On Sat, 12 May 2007 12:05:26 -0700 Allison Randal (via RT) <[EMAIL PROTECTED]> wrote: > On x86 Linux (Ubuntu), this configuration fails 2 tests: > > t/library/string_utils.t 0 134 29 4 13.79% 28-29 > t/op/stringu.t 2 512 25 2 8.00% 1 19 > > Both tests are failing with the error: > > parrot: src/encodings/utf8.c:271: utf8_encode_and_advance: Assertion > `i->bytepos <= (s)->obj.u._b._buflen' failed.

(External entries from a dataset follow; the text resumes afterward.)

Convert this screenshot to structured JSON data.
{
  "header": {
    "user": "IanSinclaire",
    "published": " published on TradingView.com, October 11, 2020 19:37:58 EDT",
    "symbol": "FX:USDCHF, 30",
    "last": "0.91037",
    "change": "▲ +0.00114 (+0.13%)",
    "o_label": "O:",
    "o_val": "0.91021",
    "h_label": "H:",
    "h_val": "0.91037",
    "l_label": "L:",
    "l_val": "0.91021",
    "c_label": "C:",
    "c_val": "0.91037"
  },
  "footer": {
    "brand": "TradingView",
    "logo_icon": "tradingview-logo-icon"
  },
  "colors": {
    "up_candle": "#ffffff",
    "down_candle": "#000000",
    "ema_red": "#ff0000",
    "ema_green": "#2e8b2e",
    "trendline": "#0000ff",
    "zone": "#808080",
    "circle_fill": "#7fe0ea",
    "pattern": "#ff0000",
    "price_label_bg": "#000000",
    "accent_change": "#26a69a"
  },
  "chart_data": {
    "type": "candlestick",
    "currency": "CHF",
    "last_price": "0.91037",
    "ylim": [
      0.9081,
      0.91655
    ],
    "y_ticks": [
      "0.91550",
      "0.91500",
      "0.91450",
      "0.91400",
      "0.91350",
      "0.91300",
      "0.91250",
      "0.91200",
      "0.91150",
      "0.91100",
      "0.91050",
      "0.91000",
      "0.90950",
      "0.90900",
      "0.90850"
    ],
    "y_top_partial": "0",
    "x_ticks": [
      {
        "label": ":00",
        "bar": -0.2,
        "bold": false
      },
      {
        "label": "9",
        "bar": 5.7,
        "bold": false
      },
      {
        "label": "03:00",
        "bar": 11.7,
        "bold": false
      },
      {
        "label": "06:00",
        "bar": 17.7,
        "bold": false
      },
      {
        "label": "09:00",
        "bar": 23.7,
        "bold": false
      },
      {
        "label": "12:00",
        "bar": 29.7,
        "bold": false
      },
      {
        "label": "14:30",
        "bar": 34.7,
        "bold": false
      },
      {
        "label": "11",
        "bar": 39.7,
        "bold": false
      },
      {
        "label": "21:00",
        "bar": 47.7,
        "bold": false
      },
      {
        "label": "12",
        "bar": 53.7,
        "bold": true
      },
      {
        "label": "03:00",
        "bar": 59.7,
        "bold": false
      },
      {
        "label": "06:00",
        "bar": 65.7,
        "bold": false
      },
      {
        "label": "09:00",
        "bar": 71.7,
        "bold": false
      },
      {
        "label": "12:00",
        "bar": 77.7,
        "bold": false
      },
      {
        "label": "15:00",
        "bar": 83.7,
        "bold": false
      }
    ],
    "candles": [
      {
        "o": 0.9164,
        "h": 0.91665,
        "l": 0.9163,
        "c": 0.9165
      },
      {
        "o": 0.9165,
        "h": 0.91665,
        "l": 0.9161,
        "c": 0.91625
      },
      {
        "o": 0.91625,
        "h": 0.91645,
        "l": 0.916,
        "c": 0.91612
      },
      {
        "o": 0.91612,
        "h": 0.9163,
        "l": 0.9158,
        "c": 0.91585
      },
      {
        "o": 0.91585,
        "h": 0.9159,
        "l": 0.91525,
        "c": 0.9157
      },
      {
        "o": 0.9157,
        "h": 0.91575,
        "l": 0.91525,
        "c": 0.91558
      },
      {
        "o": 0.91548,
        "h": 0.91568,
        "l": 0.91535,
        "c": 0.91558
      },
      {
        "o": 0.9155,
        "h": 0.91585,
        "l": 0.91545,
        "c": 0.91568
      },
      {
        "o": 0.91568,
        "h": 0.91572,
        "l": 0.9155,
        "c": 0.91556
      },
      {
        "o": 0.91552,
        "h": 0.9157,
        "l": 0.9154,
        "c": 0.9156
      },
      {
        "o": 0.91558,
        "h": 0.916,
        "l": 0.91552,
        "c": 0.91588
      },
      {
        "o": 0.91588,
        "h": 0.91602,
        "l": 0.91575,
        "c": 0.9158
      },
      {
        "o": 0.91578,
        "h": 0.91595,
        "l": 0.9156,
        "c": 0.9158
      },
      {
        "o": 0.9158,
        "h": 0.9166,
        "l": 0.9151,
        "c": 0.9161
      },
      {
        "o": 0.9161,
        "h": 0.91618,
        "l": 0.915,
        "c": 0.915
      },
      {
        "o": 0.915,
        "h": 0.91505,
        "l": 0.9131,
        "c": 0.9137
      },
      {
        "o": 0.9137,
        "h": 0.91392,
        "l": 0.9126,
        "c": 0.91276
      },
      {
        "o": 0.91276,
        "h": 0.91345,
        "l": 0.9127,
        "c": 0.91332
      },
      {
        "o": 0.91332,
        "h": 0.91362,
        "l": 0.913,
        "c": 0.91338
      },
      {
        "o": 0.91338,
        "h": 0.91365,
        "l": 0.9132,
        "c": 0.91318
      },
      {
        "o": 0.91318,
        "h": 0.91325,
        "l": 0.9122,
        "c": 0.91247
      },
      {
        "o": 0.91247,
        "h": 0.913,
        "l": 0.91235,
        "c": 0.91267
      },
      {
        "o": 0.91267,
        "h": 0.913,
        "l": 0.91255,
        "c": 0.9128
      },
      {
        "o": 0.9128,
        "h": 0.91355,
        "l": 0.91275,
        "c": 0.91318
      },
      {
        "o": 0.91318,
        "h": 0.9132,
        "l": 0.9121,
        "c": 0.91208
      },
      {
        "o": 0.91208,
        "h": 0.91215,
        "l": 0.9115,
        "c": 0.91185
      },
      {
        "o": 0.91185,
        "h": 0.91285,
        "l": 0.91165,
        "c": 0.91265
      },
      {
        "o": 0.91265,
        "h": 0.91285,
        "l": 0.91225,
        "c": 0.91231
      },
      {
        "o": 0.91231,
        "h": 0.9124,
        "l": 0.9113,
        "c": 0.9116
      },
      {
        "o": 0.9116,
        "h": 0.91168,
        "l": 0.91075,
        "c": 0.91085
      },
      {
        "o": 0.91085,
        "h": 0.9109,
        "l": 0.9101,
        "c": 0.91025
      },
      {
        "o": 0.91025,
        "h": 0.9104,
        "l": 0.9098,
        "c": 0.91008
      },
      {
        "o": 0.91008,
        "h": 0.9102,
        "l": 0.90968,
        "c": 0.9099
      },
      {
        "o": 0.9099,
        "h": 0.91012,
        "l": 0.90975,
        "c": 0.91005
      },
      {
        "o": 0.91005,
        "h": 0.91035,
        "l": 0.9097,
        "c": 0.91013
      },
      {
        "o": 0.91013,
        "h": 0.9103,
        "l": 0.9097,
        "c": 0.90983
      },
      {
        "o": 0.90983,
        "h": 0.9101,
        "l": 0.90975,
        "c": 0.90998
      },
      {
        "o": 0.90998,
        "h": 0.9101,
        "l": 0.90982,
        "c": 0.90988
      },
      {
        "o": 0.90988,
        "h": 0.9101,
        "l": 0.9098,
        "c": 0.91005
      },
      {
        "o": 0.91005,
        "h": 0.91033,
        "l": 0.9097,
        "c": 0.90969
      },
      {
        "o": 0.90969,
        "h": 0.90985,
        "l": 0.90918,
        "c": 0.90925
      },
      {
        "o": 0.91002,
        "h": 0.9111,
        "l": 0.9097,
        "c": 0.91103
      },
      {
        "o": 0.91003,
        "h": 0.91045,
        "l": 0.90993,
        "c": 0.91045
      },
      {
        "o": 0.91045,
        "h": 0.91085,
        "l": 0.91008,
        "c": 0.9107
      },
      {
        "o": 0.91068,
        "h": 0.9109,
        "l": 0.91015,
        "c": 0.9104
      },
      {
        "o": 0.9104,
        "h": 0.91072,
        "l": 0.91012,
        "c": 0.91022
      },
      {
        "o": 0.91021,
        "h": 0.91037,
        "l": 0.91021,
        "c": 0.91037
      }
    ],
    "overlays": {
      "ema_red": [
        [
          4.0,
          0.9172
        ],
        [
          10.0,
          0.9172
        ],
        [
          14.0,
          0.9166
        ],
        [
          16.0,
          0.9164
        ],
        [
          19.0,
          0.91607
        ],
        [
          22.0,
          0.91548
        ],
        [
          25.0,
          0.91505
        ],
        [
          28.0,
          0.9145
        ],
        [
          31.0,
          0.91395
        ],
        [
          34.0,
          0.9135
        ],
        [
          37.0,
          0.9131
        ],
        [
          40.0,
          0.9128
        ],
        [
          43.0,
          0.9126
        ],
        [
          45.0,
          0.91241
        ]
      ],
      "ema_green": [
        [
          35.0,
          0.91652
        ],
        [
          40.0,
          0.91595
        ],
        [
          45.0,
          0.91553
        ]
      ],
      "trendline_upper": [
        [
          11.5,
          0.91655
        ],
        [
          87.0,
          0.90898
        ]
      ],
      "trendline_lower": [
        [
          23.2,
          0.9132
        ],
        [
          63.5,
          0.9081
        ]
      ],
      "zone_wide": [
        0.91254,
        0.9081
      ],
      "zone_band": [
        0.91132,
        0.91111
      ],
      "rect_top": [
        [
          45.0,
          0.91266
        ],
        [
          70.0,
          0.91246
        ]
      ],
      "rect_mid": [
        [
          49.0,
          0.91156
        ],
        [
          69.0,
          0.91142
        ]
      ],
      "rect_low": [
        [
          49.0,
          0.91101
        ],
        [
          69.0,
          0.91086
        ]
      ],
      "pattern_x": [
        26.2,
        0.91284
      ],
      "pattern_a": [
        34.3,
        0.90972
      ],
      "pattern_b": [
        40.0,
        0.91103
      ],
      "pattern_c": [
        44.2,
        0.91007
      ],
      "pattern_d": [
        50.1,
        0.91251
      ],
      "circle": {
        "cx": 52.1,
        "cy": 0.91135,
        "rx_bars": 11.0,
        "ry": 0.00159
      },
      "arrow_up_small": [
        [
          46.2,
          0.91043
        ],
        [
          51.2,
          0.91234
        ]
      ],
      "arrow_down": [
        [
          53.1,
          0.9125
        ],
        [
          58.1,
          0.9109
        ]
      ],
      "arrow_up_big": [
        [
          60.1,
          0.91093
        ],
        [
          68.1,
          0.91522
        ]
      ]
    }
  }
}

Reproduced on Gentoo. Before patch, results are as above. After patch: t/library/string_utils....ok t/op/stringu..............ok The code in utf8_encode_and_advance is beautiful. It basically says, add a utf8 character to the buffer. Ok, now did we overrun the buffer? CRASH! It seems safer to check the buffer size *before* writing to it, so here's a patch to do so. Is it the right fix? I thought so when I was doing it, but now I'm not so sure; it does introduce a const warning. Maybe we can resolve that with a cast; maybe its the wrong solution to the problem. Please provide guidance. Might be worth it to prereserve 8 bytes or so, to avoid having to realloc as often, if this will be called a lot. Currently it just reallocs the minimum necessary to fit the existing string, the new character and a null terminator. Mark
=== src/encodings/utf8.c ================================================================== --- src/encodings/utf8.c (revision 20520) +++ src/encodings/utf8.c (local) @@ -264,6 +264,9 @@ const STRING *s = i->str; unsigned char *new_pos, *pos; + if(i->bytepos + UNISKIP(c) >= PObj_buflen(s)) { + Parrot_reallocate_string(interp, i->str, i->bytepos + UNISKIP(c) + 1); + } pos = (unsigned char *)s->strstart + i->bytepos; new_pos = utf8_encode(pos, c); i->bytepos += (new_pos - pos);